Des désillusions à venir pour les entreprises de la construction qataries
Compte tenu de l’ampleur des projets, ce sont plus les grands groupes internationaux du secteur que les sociétés qatari qui vont bénéficier de cette manne. À titre d’exemple, Vinci est actionnaire à 49% aux cotés de Qatari Diar, fond souverain du Qatar, (51%) du groupement attributaire du lot sud de la ligne rouge du métro de Doha par Qatar Rail d’un montant d'environ 1,5 milliard d'euros.
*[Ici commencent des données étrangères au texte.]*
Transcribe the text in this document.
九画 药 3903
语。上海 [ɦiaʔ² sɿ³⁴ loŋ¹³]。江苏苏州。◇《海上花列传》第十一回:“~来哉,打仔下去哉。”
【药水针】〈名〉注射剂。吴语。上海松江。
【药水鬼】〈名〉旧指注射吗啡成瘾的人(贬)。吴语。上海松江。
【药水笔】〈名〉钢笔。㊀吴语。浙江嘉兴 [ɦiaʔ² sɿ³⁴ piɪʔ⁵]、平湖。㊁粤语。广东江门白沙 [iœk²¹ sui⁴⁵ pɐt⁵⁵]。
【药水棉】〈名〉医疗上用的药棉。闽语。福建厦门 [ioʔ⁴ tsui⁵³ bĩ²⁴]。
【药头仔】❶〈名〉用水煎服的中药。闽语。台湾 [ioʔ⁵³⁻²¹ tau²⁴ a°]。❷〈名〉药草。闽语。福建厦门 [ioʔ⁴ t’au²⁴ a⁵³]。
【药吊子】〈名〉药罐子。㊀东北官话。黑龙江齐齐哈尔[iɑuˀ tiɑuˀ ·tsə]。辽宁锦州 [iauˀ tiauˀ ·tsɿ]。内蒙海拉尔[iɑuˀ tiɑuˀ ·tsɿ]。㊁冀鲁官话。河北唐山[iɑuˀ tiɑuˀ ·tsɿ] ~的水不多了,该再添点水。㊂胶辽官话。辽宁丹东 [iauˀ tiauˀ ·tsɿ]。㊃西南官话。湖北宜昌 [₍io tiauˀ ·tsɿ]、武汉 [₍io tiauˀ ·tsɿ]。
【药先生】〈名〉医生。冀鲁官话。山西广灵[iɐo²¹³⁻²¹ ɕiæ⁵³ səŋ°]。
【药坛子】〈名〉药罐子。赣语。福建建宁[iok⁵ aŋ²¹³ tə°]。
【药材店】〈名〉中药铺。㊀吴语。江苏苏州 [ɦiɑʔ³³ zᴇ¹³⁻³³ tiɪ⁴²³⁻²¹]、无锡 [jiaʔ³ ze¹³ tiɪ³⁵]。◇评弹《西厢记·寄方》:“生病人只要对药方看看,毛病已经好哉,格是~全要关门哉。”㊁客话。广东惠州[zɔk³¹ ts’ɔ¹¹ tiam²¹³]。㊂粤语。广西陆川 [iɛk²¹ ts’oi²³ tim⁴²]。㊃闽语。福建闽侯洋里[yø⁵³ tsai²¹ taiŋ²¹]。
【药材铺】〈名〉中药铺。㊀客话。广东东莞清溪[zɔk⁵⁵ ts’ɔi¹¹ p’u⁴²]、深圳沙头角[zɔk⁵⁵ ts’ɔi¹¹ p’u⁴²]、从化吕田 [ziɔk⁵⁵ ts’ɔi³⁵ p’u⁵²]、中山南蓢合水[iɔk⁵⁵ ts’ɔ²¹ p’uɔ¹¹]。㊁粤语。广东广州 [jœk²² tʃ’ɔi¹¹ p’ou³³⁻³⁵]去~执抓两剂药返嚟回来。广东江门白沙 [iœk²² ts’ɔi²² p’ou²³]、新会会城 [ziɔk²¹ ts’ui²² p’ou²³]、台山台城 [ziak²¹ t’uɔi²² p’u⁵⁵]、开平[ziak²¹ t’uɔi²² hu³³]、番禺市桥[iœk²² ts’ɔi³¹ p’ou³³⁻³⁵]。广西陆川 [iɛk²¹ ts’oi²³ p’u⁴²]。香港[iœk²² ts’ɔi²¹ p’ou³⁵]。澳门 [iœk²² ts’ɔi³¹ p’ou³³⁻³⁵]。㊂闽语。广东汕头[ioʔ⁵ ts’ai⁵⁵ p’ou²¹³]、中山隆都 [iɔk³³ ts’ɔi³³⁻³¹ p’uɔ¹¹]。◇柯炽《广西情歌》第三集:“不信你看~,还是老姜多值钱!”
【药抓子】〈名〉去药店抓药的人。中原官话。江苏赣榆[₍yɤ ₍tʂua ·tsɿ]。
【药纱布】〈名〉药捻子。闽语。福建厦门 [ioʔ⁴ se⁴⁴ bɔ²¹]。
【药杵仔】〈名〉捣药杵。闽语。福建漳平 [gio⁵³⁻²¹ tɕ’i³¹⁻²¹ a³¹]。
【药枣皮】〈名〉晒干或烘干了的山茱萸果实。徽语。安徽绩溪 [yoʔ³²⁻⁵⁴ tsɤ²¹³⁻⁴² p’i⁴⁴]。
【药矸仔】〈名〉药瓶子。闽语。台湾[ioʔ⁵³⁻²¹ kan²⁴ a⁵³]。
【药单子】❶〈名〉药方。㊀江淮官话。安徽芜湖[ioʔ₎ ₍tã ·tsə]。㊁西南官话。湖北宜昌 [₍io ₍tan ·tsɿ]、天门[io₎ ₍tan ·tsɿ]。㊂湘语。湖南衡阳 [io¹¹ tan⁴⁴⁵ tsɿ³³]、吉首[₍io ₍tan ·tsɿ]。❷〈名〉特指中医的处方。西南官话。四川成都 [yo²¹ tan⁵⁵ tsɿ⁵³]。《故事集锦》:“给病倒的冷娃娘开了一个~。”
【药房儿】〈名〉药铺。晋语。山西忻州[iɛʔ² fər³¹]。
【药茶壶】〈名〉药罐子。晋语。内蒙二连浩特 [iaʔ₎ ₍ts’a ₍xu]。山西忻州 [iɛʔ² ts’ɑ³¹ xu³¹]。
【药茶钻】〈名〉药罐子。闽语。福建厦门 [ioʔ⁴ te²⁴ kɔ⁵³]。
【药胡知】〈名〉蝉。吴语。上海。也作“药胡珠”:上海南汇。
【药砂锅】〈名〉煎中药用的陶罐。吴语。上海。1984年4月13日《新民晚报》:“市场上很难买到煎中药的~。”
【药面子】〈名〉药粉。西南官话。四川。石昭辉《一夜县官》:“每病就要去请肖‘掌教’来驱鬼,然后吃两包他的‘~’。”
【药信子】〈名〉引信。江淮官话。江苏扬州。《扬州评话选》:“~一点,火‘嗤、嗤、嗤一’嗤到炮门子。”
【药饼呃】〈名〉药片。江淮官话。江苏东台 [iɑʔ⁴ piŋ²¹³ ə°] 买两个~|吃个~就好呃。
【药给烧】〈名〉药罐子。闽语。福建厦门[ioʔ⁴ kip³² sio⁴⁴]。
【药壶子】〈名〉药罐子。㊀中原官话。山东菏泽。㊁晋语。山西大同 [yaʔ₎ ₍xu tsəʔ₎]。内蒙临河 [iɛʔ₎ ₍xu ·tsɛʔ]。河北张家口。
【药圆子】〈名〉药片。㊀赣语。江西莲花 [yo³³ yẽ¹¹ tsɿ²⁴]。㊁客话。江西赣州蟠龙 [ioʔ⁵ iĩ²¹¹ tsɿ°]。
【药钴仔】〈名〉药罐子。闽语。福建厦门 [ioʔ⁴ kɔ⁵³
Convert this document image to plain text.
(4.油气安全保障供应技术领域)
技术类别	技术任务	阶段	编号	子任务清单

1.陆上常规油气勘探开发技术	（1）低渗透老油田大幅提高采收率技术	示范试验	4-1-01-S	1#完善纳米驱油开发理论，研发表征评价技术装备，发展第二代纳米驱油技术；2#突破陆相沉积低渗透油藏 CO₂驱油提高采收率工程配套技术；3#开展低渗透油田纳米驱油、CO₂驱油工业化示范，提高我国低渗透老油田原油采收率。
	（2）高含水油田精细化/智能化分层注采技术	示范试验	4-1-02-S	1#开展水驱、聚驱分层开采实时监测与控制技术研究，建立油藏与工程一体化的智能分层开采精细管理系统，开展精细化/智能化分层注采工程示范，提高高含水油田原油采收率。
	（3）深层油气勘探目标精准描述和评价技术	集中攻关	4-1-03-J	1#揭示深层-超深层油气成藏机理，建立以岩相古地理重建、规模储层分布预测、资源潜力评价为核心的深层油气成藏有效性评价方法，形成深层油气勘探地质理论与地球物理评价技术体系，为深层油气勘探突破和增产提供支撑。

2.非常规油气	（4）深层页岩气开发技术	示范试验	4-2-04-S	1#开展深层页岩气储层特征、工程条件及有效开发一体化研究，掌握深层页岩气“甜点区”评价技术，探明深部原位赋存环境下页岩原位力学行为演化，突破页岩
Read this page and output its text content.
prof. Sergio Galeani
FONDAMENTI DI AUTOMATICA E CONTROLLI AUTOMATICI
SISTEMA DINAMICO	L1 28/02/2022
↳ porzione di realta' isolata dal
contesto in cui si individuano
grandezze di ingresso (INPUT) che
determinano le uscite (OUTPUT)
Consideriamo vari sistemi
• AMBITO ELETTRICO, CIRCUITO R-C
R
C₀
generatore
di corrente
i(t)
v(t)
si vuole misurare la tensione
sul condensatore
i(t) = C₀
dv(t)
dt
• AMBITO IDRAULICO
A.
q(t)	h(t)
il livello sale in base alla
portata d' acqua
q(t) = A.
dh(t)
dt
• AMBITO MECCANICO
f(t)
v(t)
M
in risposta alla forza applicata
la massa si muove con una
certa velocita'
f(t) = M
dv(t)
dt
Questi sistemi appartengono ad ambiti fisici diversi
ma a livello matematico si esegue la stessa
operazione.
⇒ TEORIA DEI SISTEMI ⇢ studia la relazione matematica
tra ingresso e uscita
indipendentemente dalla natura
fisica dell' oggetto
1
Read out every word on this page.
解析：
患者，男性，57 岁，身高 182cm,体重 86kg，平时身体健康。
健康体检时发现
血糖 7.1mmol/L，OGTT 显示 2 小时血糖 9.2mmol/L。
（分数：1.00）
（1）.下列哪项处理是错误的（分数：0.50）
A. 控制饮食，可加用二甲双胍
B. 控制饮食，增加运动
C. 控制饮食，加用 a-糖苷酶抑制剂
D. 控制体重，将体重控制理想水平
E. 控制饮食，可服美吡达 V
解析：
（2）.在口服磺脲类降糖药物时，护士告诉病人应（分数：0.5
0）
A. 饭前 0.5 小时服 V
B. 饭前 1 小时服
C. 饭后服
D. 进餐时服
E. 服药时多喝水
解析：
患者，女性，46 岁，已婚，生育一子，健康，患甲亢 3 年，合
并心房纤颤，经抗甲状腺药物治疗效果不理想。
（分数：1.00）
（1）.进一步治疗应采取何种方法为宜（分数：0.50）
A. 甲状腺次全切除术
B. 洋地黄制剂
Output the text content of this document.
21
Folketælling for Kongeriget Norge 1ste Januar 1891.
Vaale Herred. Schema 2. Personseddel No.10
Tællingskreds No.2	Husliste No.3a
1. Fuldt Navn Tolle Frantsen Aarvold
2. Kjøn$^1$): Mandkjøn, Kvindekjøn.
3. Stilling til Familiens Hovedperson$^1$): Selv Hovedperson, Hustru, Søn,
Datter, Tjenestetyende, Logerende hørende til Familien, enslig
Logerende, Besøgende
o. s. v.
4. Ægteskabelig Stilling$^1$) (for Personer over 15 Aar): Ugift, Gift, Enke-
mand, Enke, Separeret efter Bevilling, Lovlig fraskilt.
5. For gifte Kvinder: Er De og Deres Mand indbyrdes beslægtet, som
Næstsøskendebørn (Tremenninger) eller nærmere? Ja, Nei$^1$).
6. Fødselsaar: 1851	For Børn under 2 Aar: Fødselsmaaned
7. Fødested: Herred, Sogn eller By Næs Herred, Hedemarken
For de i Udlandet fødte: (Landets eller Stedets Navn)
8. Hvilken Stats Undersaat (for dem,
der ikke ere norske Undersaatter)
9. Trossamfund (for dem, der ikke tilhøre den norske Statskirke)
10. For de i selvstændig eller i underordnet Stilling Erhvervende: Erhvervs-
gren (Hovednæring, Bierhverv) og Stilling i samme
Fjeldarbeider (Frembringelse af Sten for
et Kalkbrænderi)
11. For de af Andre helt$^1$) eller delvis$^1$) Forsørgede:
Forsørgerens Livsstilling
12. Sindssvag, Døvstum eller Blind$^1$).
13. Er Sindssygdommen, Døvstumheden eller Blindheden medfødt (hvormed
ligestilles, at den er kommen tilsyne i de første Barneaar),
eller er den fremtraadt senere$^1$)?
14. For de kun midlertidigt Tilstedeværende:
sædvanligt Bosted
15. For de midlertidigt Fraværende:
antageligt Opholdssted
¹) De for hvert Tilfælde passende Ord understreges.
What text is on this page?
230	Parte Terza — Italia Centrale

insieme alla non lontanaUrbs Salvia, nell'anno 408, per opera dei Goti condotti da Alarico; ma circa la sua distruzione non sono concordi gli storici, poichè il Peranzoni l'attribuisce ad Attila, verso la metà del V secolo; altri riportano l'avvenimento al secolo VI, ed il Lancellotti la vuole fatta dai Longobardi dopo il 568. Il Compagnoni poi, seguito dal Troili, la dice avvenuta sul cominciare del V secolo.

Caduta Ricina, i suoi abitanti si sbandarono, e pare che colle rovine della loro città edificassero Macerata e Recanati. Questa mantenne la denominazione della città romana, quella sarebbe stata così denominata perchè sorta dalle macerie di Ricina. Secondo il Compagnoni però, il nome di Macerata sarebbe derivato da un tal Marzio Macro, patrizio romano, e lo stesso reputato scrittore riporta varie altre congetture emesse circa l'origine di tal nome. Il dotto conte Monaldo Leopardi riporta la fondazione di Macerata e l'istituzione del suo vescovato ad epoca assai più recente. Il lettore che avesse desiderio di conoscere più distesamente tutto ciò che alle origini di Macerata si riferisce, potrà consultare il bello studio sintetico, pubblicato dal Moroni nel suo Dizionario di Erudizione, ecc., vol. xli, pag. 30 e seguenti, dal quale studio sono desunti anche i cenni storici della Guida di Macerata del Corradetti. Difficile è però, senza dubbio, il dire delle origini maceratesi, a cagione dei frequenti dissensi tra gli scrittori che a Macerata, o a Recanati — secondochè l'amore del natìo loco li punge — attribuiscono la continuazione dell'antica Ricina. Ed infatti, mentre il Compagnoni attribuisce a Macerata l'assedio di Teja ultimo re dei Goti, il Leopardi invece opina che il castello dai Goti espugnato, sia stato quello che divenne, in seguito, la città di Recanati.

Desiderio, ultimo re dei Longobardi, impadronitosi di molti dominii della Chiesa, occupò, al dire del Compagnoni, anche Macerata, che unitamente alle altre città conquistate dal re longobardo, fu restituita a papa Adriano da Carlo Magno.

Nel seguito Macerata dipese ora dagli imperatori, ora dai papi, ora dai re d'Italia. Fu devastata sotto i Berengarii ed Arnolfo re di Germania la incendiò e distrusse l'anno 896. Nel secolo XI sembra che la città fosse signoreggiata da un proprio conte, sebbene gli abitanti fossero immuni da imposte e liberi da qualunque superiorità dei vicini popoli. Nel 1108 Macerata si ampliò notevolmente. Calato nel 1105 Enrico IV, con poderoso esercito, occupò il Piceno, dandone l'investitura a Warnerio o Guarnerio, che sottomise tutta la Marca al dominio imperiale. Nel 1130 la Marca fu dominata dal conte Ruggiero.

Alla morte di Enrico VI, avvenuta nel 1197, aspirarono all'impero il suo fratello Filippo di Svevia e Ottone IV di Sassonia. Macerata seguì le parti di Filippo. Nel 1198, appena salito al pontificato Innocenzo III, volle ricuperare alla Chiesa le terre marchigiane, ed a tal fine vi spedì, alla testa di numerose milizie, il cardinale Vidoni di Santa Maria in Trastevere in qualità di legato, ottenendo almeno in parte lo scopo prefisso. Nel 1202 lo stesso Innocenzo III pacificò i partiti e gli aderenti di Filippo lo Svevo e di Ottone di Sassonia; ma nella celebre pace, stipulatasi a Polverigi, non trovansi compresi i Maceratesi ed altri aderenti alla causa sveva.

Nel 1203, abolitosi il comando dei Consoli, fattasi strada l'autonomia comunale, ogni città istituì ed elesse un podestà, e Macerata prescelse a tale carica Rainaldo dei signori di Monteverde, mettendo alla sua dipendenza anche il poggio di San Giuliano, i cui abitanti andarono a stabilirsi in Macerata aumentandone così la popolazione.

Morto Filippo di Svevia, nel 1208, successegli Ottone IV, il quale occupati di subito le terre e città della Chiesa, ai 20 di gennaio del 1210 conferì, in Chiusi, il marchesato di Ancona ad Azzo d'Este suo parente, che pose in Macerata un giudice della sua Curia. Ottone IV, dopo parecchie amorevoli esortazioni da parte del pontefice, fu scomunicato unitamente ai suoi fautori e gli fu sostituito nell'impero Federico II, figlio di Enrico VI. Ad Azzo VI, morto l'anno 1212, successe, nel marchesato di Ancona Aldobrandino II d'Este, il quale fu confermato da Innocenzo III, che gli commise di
La concurrence sera vive et elle va peser sur la rentabilité des sociétés du secteur qui pourrait perdre de sa valeur à l'horizon 2020 d’autant que les coûts de production augmentent malgré le recours massif (plus de 90%) à une main d’œuvre de migrants soumise à des conditions de travail tendues comme en témoigne le nombre d’accidents. S'il existe des opportunités dans le secteur de la construction au Qatar, il s'agit vraisemblablement d'un épisode passager dont les excès pourraient alimenter des difficultés futures qui affecterait en premier lieu les 39,2% de la population active employée dans ce secteur.